Few brands have ever been successful at instilling desire in cinema audiences. Over the course of the past 30 years, Dolby, IMAX, and THX lead the list. Dolby was the first to demonstrate the power that a cinema brand can lend to consumer products. The idea proved to be so good that the space is overflowing today with brands. Rising above the fray is now the hardest part of cinema branding today. When shown a slide of the many brands that now clutter the cinema space, exhibitors almost unanimously point to only one as having the power to attract customers: IMAX. Hoping that some of IMAX’s success can rub off on them, RealD announced its plan to license its new LUXE brand of large format cinema experience.
RealD’s plan is nearly identical to one that I presented to THX over a year ago, providing an opportunity to comment from research performed at that time. (The THX work was a last ditch effort by management no longer there to salvage its presence in cinema. THX now touts its intellectual property, with Apple its first target in court.) The concept, if executed well, can be quite attractive to small and medium-sized exhibitors. Particularly outside of the US, where THX was strongly embraced at its peak, exhibitors seek ways to differentiate and convey quality. THX did this by certifying cinemas, an approach that worked well when the quality difference between a THX and non-THX auditorium was easy for audiences to experience. Such differences are not so easy to ascertain today.
IMAX succeeds with a different approach of controlling all details of the auditorium, screen, and equipment. But audiences don’t understand the details. Rather, they understand that IMAX has had a long history of providing excellent large screen experiences. IMAX continues to strongly market its brand, and audiences feel they will experience the best movie performance in an IMAX auditorium. Arguments can be made that other auditoriums do things in a better way, but this comes back to the whether the audience will notice the difference. At the risk of oversimplifying, IMAX doesn’t have to technically be the very best. But it has to convince the audience that it is the best, and IMAX does that very well.

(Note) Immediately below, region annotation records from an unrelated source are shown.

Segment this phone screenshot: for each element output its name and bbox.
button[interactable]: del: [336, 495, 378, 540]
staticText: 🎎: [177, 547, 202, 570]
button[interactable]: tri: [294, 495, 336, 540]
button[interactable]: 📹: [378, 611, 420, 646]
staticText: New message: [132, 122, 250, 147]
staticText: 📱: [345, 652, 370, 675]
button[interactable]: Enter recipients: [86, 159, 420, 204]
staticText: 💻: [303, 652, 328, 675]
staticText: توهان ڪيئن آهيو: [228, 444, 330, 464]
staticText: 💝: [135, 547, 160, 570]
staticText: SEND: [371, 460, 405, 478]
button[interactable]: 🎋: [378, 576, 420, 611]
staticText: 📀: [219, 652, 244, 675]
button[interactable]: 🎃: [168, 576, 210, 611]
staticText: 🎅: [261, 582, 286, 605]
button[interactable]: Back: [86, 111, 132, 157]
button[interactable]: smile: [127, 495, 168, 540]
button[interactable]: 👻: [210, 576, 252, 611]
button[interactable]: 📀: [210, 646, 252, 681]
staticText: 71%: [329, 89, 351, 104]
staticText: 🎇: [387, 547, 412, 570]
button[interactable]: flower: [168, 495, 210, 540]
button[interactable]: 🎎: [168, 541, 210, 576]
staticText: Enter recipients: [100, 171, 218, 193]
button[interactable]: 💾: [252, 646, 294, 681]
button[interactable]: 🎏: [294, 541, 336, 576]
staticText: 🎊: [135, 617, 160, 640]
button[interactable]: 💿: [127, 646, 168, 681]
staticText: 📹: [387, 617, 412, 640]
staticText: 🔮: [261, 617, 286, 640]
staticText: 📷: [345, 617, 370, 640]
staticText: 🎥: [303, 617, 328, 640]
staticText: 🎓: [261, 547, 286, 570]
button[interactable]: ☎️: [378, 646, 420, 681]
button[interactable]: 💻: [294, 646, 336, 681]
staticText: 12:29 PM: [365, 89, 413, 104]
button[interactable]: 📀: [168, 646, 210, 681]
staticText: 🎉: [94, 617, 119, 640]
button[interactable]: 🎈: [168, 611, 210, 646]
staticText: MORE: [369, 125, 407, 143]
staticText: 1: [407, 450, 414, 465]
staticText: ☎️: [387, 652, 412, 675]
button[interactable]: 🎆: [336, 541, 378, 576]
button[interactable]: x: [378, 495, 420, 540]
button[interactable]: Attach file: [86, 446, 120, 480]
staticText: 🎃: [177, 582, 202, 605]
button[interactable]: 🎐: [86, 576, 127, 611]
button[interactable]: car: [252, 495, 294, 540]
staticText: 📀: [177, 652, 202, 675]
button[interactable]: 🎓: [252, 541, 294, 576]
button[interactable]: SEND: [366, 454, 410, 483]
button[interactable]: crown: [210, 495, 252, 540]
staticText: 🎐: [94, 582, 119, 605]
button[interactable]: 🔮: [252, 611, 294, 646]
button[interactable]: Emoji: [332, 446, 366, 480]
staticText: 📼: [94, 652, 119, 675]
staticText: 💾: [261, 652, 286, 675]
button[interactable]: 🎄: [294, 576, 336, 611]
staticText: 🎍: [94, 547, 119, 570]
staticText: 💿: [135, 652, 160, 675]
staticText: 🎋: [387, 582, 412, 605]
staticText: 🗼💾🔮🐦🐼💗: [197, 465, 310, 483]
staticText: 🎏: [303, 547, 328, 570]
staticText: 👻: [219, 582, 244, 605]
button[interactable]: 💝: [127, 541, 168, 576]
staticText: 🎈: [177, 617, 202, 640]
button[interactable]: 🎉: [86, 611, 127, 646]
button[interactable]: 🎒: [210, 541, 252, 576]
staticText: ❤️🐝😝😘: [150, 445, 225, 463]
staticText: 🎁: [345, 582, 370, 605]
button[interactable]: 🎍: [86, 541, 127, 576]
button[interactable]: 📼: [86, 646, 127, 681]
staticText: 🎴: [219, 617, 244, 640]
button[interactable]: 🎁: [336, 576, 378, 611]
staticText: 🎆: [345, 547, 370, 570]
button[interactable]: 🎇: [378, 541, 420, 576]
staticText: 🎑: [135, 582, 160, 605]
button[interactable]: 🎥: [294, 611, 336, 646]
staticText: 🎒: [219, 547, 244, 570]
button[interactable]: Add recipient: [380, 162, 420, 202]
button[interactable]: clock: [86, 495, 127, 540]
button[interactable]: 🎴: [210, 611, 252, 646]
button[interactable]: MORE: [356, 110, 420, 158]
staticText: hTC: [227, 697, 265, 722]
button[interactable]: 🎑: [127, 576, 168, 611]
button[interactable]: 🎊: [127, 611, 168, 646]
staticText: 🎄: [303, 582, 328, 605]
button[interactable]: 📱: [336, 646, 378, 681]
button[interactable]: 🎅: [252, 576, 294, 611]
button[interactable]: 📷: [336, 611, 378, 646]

Accordingly, it would be difficult to remove IMAX from its top-of-hill position. But there’s always room down the hill. Each of the top ten cinema circuits in the US has engaged in promoting their own large screen brand. This is not with the intent of exclusivity, however, as most if not all of these circuits also embrace IMAX at specific locations. But these circuits provide excellent proof that a second-tier brand can work.
When it comes to creating a new brand that goes across multiple cinema chains, RealD is one of the few companies in cinema capable of execution. It has a name and the necessary resources that its market valuation brings. It has unique technology to boot. RealD has its new Precision White screen to tout, providing a clear visual differentiator to the audience. And it has the technology, where needed, to enable the exhibitor to meet a high brightness standard for 3D.
But these aren’t reasons for entering the branded experience space. RealD has a few problems of its own that this move will address. Its per-ticket fee isn’t popular outside of the US, and building its brand in these regions is an important step to opening doors for growth. Just as problematic, Wall Street is disappointed that RealD has not been able to deliver on its promise to profit in the consumer market. ESPN’s recent exit from 3D sports programming in the US only reduces those chances. The company needs to convince the market that it has a plan for growth, and LUXE appears to be the path that RealD has chosen.
Wall Street, however, does not appear to be impressed. RealD’s stock dropped 7% on its announcement of LUXE, and stayed there. To investors, the backstory is that RealD failed to achieve its ambitions in the consumer market, and is changing course to compete head-on with IMAX. Instead of becoming a market leader in consumer 3D, it is now moving to become a second-tier brand in cinema experience. It’s a very different risk to what investors were originally sold, and it appears that they’re not buying it, at least for now.